New Research on Happiness…Not One Big Thing…Sum of Hundreds of Little Things

Harvard Business Review, Jan-Feb 2012: The Science Behind the Smile. An Interview with Harvard psychology professor Daniel Gilbert who is widely known for his 2006 best seller, Stumbling on Happiness.

  • What did researchers discover?
  • What are the sources of happiness?
  • What makes us happy day to day?
  • What things can we do to increase our happiness?
Key excerpts to follow:

Q: What did all these happiness researchers discover?

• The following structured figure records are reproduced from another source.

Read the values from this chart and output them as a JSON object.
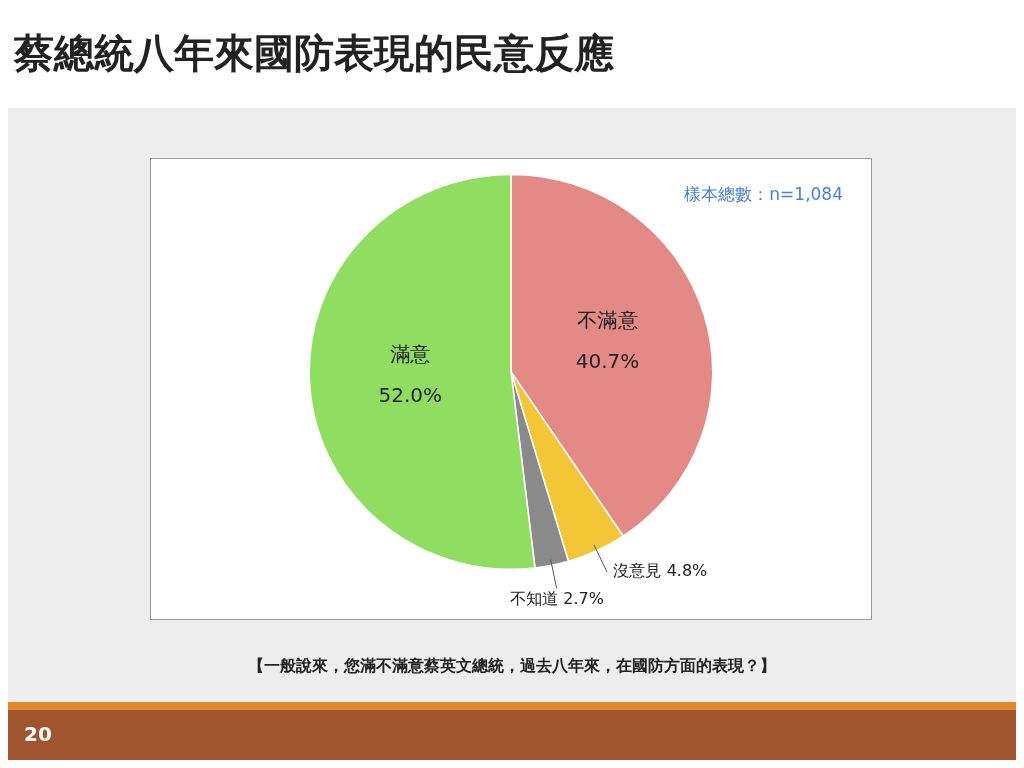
{
  "chart_data": {
    "type": "pie",
    "title": "蔡總統八年來國防表現的民意反應",
    "categories": [
      "不滿意",
      "沒意見",
      "不知道",
      "滿意"
    ],
    "values": [
      40.7,
      4.8,
      2.7,
      52.0
    ],
    "value_labels": [
      "40.7%",
      "4.8%",
      "2.7%",
      "52.0%"
    ],
    "colors": [
      "#e38a86",
      "#f2c637",
      "#8a8a8a",
      "#8fde62"
    ],
    "legend": false,
    "annotations": [
      "樣本總數：n=1,084",
      "【一般說來，您滿不滿意蔡英文總統，過去八年來，在國防方面的表現？】",
      "20"
    ]
  }
}
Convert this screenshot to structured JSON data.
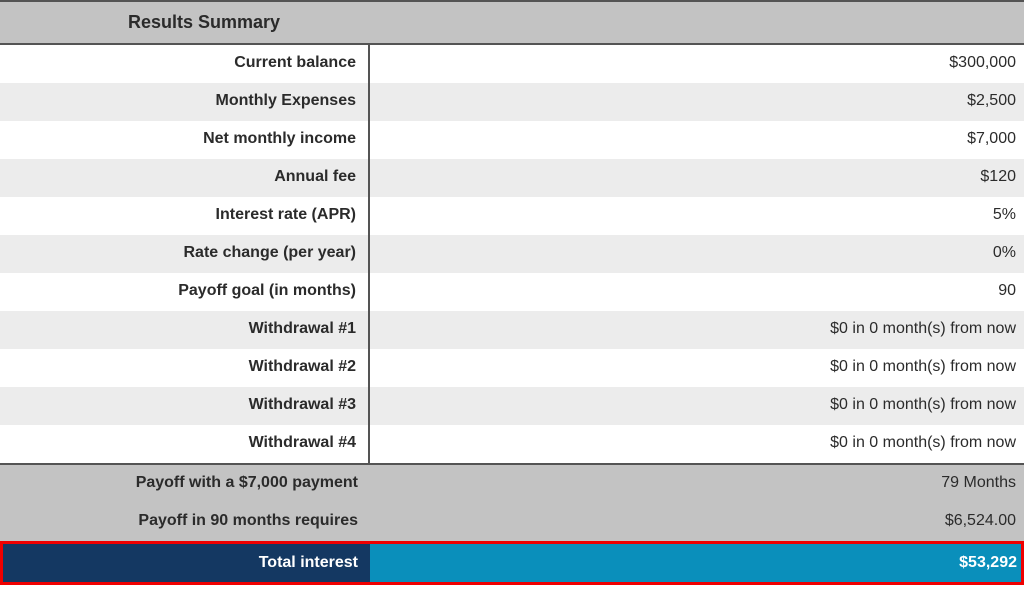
{
  "header": {
    "title": "Results Summary"
  },
  "rows": [
    {
      "label": "Current balance",
      "value": "$300,000"
    },
    {
      "label": "Monthly Expenses",
      "value": "$2,500"
    },
    {
      "label": "Net monthly income",
      "value": "$7,000"
    },
    {
      "label": "Annual fee",
      "value": "$120"
    },
    {
      "label": "Interest rate (APR)",
      "value": "5%"
    },
    {
      "label": "Rate change (per year)",
      "value": "0%"
    },
    {
      "label": "Payoff goal (in months)",
      "value": "90"
    },
    {
      "label": "Withdrawal #1",
      "value": "$0 in 0 month(s) from now"
    },
    {
      "label": "Withdrawal #2",
      "value": "$0 in 0 month(s) from now"
    },
    {
      "label": "Withdrawal #3",
      "value": "$0 in 0 month(s) from now"
    },
    {
      "label": "Withdrawal #4",
      "value": "$0 in 0 month(s) from now"
    }
  ],
  "footer": [
    {
      "label": "Payoff with a $7,000 payment",
      "value": "79 Months"
    },
    {
      "label": "Payoff in 90 months requires",
      "value": "$6,524.00"
    }
  ],
  "highlight": {
    "label": "Total interest",
    "value": "$53,292"
  },
  "colors": {
    "header_bg": "#c3c3c3",
    "row_odd_bg": "#ffffff",
    "row_even_bg": "#ececec",
    "footer_bg": "#c3c3c3",
    "border": "#545454",
    "highlight_border": "#ef0000",
    "highlight_label_bg": "#143862",
    "highlight_value_bg": "#0a8fbb",
    "highlight_text": "#ffffff",
    "text": "#2b2b2b"
  }
}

  • …research confirms what we always suspected…people who are in good romantic relationships are happier than those who aren’t. Healthy people are happier than sick people. People who participate in their churches are happier than those who don’t. Rich people are happier than poor people. And so on.
  • …some surprises. For example, while all these things do make people happier, it’s astonishing how little any one of them matters. Yes, a new house or a new spouse will make you happier, but not much and not for long.
  • …people expect positive events to make them much happier than those events actually do, and they expect negative events to make them unhappier than they actually do…A recent study showed that very few experiences affect us for more than three months. When good things happen, we celebrate for a while and then sober up. When bad things happen, we weep and whine for a while and then pick ourselves up and get on with it.
  • …One reason is that people are good at synthesizing happiness—at finding silver linings. Most people are more resilient than they realize

Q: Many managers would say that contented people aren’t the most productive employees, so you want to keep people a little uncomfortable, maybe a little anxious, about their jobs.

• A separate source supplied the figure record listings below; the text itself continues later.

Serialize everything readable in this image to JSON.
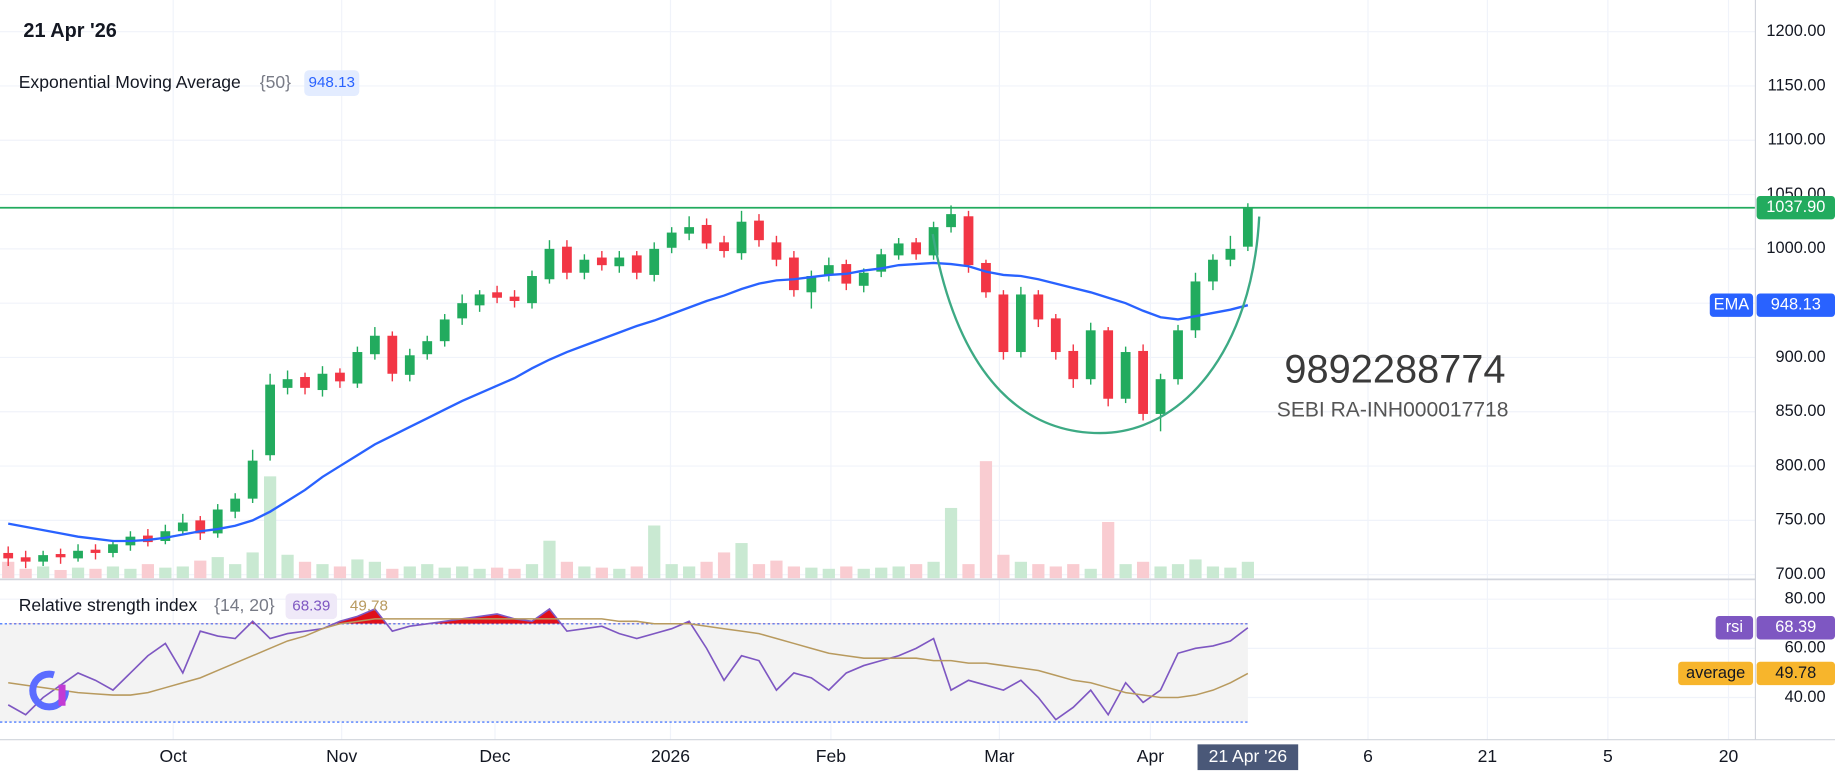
{
  "chart_data": [
    {
      "type": "candlestick",
      "date": "21 Apr '26",
      "indicator": {
        "name": "Exponential Moving Average",
        "params": "{50}",
        "tag": "EMA",
        "color": "#2962ff",
        "values": [
          747,
          744,
          741,
          738,
          735,
          733,
          731,
          731,
          732,
          734,
          737,
          740,
          742,
          745,
          750,
          758,
          768,
          778,
          790,
          800,
          810,
          820,
          828,
          836,
          844,
          852,
          860,
          867,
          874,
          881,
          890,
          898,
          905,
          911,
          917,
          923,
          929,
          934,
          940,
          946,
          952,
          957,
          963,
          968,
          971,
          972,
          974,
          976,
          977,
          980,
          982,
          985,
          986,
          987,
          986,
          984,
          979,
          976,
          975,
          972,
          968,
          964,
          960,
          955,
          950,
          943,
          937,
          935,
          938,
          941,
          944,
          948.13
        ]
      },
      "open": [
        720,
        716,
        712,
        719,
        715,
        723,
        720,
        727,
        736,
        731,
        740,
        750,
        738,
        758,
        770,
        810,
        872,
        882,
        870,
        886,
        876,
        903,
        920,
        884,
        903,
        915,
        936,
        948,
        960,
        956,
        950,
        972,
        1002,
        978,
        992,
        984,
        994,
        976,
        1001,
        1014,
        1022,
        1006,
        996,
        1026,
        1006,
        992,
        960,
        976,
        986,
        966,
        979,
        994,
        1006,
        994,
        1020,
        1030,
        987,
        958,
        905,
        958,
        936,
        906,
        880,
        925,
        862,
        906,
        848,
        880,
        925,
        970,
        990,
        1002
      ],
      "high": [
        726,
        722,
        722,
        724,
        728,
        728,
        732,
        740,
        742,
        746,
        756,
        754,
        765,
        775,
        815,
        885,
        888,
        886,
        892,
        890,
        910,
        928,
        924,
        908,
        920,
        940,
        958,
        962,
        966,
        962,
        980,
        1008,
        1008,
        995,
        998,
        998,
        998,
        1006,
        1020,
        1030,
        1028,
        1012,
        1035,
        1032,
        1012,
        998,
        980,
        992,
        990,
        982,
        1000,
        1010,
        1010,
        1025,
        1040,
        1035,
        990,
        962,
        965,
        962,
        940,
        912,
        932,
        928,
        910,
        912,
        885,
        930,
        978,
        995,
        1012,
        1042
      ],
      "low": [
        708,
        706,
        708,
        710,
        712,
        714,
        716,
        722,
        726,
        728,
        736,
        732,
        734,
        752,
        766,
        805,
        866,
        866,
        864,
        872,
        872,
        898,
        878,
        878,
        898,
        910,
        930,
        942,
        950,
        946,
        945,
        968,
        972,
        972,
        980,
        978,
        972,
        970,
        996,
        1008,
        1000,
        992,
        990,
        1002,
        984,
        956,
        945,
        970,
        962,
        960,
        974,
        990,
        990,
        990,
        1015,
        978,
        955,
        898,
        900,
        928,
        898,
        872,
        875,
        855,
        858,
        842,
        832,
        875,
        918,
        962,
        984,
        998
      ],
      "close": [
        715,
        712,
        718,
        716,
        722,
        720,
        728,
        735,
        730,
        740,
        748,
        738,
        760,
        770,
        805,
        875,
        880,
        872,
        885,
        878,
        905,
        920,
        885,
        902,
        915,
        935,
        950,
        958,
        955,
        952,
        975,
        1000,
        978,
        990,
        985,
        992,
        978,
        1000,
        1015,
        1020,
        1005,
        998,
        1025,
        1008,
        990,
        962,
        975,
        985,
        968,
        978,
        995,
        1005,
        995,
        1020,
        1032,
        985,
        960,
        905,
        958,
        935,
        905,
        880,
        925,
        862,
        905,
        848,
        880,
        925,
        970,
        990,
        1000,
        1037.9
      ],
      "volume": [
        14,
        8,
        10,
        7,
        9,
        8,
        10,
        8,
        12,
        9,
        10,
        15,
        18,
        12,
        22,
        87,
        20,
        14,
        12,
        10,
        16,
        14,
        8,
        10,
        12,
        9,
        10,
        8,
        9,
        8,
        12,
        32,
        14,
        10,
        9,
        8,
        10,
        45,
        12,
        10,
        14,
        22,
        30,
        12,
        15,
        10,
        9,
        8,
        10,
        8,
        9,
        10,
        12,
        14,
        60,
        12,
        100,
        20,
        14,
        12,
        10,
        12,
        8,
        48,
        12,
        14,
        10,
        12,
        16,
        10,
        9,
        14
      ],
      "up_color": "#22ab5e",
      "down_color": "#f23645",
      "volume_up_color": "#c9e9d2",
      "volume_down_color": "#f9ccd1",
      "last_price": {
        "value": 1037.9,
        "label": "1037.90"
      },
      "ylim": [
        695.7,
        1229.1
      ],
      "yticks": [
        {
          "value": 700,
          "label": "700.00"
        },
        {
          "value": 750,
          "label": "750.00"
        },
        {
          "value": 800,
          "label": "800.00"
        },
        {
          "value": 850,
          "label": "850.00"
        },
        {
          "value": 900,
          "label": "900.00"
        },
        {
          "value": 950,
          "label": "950.00"
        },
        {
          "value": 1000,
          "label": "1000.00"
        },
        {
          "value": 1050,
          "label": "1050.00"
        },
        {
          "value": 1100,
          "label": "1100.00"
        },
        {
          "value": 1150,
          "label": "1150.00"
        },
        {
          "value": 1200,
          "label": "1200.00"
        }
      ],
      "xlim": [
        -0.47,
        100.07
      ],
      "xticks": [
        {
          "value": 9.45,
          "label": "Oct"
        },
        {
          "value": 19.1,
          "label": "Nov"
        },
        {
          "value": 27.88,
          "label": "Dec"
        },
        {
          "value": 37.93,
          "label": "2026"
        },
        {
          "value": 47.12,
          "label": "Feb"
        },
        {
          "value": 56.77,
          "label": "Mar"
        },
        {
          "value": 65.42,
          "label": "Apr"
        },
        {
          "value": 77.88,
          "label": "6"
        },
        {
          "value": 84.72,
          "label": "21"
        },
        {
          "value": 91.62,
          "label": "5"
        },
        {
          "value": 98.53,
          "label": "20"
        }
      ],
      "grid": true,
      "watermark": {
        "phone": "9892288774",
        "registration": "SEBI RA-INH000017718"
      }
    },
    {
      "type": "rsi",
      "name": "Relative strength index",
      "params": "{14, 20}",
      "series": [
        {
          "name": "rsi",
          "color": "#7e57c2",
          "values": [
            37,
            33,
            40,
            45,
            50,
            47,
            43,
            50,
            57,
            62,
            50,
            67,
            65,
            64,
            71,
            64,
            66,
            67,
            68,
            71,
            73,
            76,
            67,
            69,
            70,
            71,
            72,
            73,
            74,
            72,
            71,
            76,
            67,
            68,
            69,
            66,
            64,
            66,
            68,
            71,
            60,
            47,
            57,
            55,
            43,
            50,
            48,
            43,
            50,
            53,
            55,
            57,
            60,
            64,
            43,
            47,
            45,
            43,
            47,
            40,
            31,
            36,
            43,
            33,
            46,
            38,
            43,
            58,
            60,
            61,
            63,
            68.39
          ]
        },
        {
          "name": "average",
          "color": "#b89a5e",
          "tag_color": "#f7b52c",
          "values": [
            46,
            45,
            44,
            43,
            42,
            41.5,
            41,
            41,
            42,
            44,
            46,
            48,
            51,
            54,
            57,
            60,
            63,
            65,
            68,
            70,
            71,
            72,
            72,
            72,
            72,
            72,
            72,
            72,
            72,
            72,
            72,
            72,
            72,
            72,
            72,
            71,
            71,
            70,
            70,
            70,
            69,
            68,
            67,
            66,
            64,
            62,
            60,
            58,
            57,
            56,
            56,
            56,
            56,
            55,
            55,
            54,
            54,
            53,
            52,
            51,
            49,
            47,
            46,
            44,
            42,
            41,
            40,
            40,
            41,
            43,
            46,
            49.78
          ]
        }
      ],
      "overbought_color": "#e0101a",
      "bands": [
        30,
        70
      ],
      "ylim": [
        23.8,
        85.7
      ],
      "yticks": [
        {
          "value": 40,
          "label": "40.00"
        },
        {
          "value": 60,
          "label": "60.00"
        },
        {
          "value": 80,
          "label": "80.00"
        }
      ]
    }
  ]
}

  • Remember, contentment doesn’t mean sitting and staring at the wall. That’s what people do when they’re bored, and people hate being bored. We know that people are happiest when they’re appropriately challenged—when they’re trying to achieve goals that are difficult but not out of reach
  • …Challenge and threat are not the same thing. People blossom when challenged and wither when threatened… Psychologists have studied reward and punishment for a century, and the bottom line is perfectly clear: Reward works better.

Q: What else do we know now about the sources of happiness?

  • …If I wanted to predict your happiness, and I could know only one thing about you, I wouldn’t want to know your gender, religion, health, or income. I’d want to know about your social network—about your friends and family and the strength of your bonds with them.

Q: Beyond having rich networks, what makes us happy day to day?

  • the frequency of your positive experiences is a much better predictor of your happiness than is the intensity of your positive experiences. When we think about what would make us happy, we tend to think of intense events—going on a date with a movie star, winning a Pulitzer, buying a yacht. But Diener and his colleagues have shown that how good your experiences are doesn’t matter nearly as much as how many good experiences you have. Somebody who has a dozen mildly nice things happen each day is likely to be happier than somebody who has a single truly amazing thing happen. So wear comfortable shoes, give your wife a big kiss, sneak a french fry. It sounds like small stuff, and it is. But the small stuff matters.
  • …We imagine that one or two big things will have a profound effect. But it looks like happiness is the sum of hundreds of small things. The things you can do to increase your happiness are obvious and small and take just a little time. But you have to do them every day and wait for the results.

Q: What are those little things we can do to increase our happiness?

  • They won’t surprise you…The main things are to commit to some simple behaviors—meditating, exercising, getting enough sleep—and to practice altruism. One of the most selfish things you can do is help others. Volunteer at a homeless shelter. You may or may not help the homeless, but you will almost surely help yourself. And nurture your social connections. Twice a week, write down three things you’re grateful for, and tell someone why. I know these sound like homilies from your grandmother. Well, your grandmother was smart.